If anything, being a sexual predator can bolster a man's reputation with evangelicals, who may be suspicious of men who adhere too closely to the stated values of chastity and purity.

If anything, being a sexual predator can bolster a man's reputation with evangelicals, according to sociologist Samuel L. Perry, author of "Addicted to Lust: Pornography in the Lives of Conservative Protestants." As he told Politico in May, evangelicals can be suspicious of men who adhere too closely to the stated values of chastity and purity. In fact, Perry said, evangelical churches teach that "God gave men tremendous sexual appetites because he wanted them to be leaders and initiators and people who take charge." If that will to dominate sometimes leads to molesting a 12-year-old, well, that's just "a risk of those appetites" they so admire. Blame for that kind of sexual abuse tends to be shifted to the victims, who may find themselves — as the woman in this case says she did — accused of tempting those poor, vulnerable men with their uncontrollable desires. 

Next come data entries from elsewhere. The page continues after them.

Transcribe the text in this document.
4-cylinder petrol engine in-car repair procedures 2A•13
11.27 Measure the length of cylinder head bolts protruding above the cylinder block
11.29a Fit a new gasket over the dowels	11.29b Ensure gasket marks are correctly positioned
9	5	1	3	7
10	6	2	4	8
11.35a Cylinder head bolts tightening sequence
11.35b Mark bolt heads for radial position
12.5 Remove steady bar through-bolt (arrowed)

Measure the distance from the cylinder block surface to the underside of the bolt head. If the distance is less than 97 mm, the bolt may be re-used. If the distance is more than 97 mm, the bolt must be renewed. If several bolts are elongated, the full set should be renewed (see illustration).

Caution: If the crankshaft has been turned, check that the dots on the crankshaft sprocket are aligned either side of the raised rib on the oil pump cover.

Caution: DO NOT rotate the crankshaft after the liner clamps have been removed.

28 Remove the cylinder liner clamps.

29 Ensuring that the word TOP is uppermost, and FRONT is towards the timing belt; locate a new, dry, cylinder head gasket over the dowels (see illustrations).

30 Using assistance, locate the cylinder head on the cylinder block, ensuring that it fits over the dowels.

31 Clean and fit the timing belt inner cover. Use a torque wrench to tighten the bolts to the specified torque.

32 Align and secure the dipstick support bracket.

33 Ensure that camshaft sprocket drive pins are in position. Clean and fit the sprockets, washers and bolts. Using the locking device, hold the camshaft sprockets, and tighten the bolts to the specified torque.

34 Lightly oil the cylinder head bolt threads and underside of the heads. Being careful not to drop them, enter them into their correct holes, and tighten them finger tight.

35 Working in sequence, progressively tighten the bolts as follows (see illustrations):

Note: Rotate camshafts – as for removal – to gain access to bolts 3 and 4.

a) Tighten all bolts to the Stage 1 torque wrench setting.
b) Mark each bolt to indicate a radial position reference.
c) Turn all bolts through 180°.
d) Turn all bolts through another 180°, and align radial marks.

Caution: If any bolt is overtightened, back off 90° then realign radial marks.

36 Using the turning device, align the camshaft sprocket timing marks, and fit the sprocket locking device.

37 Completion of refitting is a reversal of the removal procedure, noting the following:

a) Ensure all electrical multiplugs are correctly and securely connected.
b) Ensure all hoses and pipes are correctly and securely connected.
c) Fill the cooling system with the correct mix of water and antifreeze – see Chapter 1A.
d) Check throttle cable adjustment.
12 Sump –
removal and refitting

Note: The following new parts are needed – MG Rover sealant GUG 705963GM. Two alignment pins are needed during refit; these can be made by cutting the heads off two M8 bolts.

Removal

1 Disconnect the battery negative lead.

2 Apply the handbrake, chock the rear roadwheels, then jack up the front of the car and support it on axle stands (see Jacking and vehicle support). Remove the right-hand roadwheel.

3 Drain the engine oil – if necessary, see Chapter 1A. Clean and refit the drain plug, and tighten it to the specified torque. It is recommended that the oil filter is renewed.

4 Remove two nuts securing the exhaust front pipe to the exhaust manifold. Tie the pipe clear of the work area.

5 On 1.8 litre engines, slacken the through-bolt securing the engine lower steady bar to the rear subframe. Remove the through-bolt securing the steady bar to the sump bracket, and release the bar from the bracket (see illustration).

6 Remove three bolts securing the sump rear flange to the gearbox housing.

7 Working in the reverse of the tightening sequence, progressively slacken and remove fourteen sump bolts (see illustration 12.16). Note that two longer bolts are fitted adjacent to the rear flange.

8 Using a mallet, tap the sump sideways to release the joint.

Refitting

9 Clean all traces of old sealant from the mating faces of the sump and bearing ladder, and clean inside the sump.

The problem with expecting women — or in so many cases, underage girls — to bear the responsibility for maintaining "purity" is that it directly conflicts with another mandate placed on women in evangelical circles: total submission. Women were placed on earth by God, according to this theology, primarily if not exclusively to serve men — and that isn't just about cooking, cleaning and saying "yes, sir" a lot. There's tremendous pressure, as "tradwife" content makes clear, on women to be "smoking hot," to use a surprisingly common evangelical term. It's a lose-lose situation: Women are supposed to make themselves attractive and compliant, but if a man abuses or assaults her, that's her fault for not uttering the otherwise forbidden word "no." Furthermore, if she did say no but failed to fight him off, after a lifetime of being told that it's sinful "pride" to stand up for yourself, then that's her fault too.

To deal with this contradiction, evangelicals — well, they don't deal with it. They put their fingers in their ears and yell "WOKE MOB" until the people pointing out their hypocrisy get bored and go away. Last year, that was starkly obvious in the response to "Shiny Happy People," a documentary about the infamous Duggar family and their larger religious community, which has severe problems with sexual abuse. The film offered explicit evidence about how the evangelical insistence on female submission creates a perfect environment for such abuses, but Christian influencers and leaders insisted that these were isolated incidents rather than an indictment of their entire philosophy of gender. 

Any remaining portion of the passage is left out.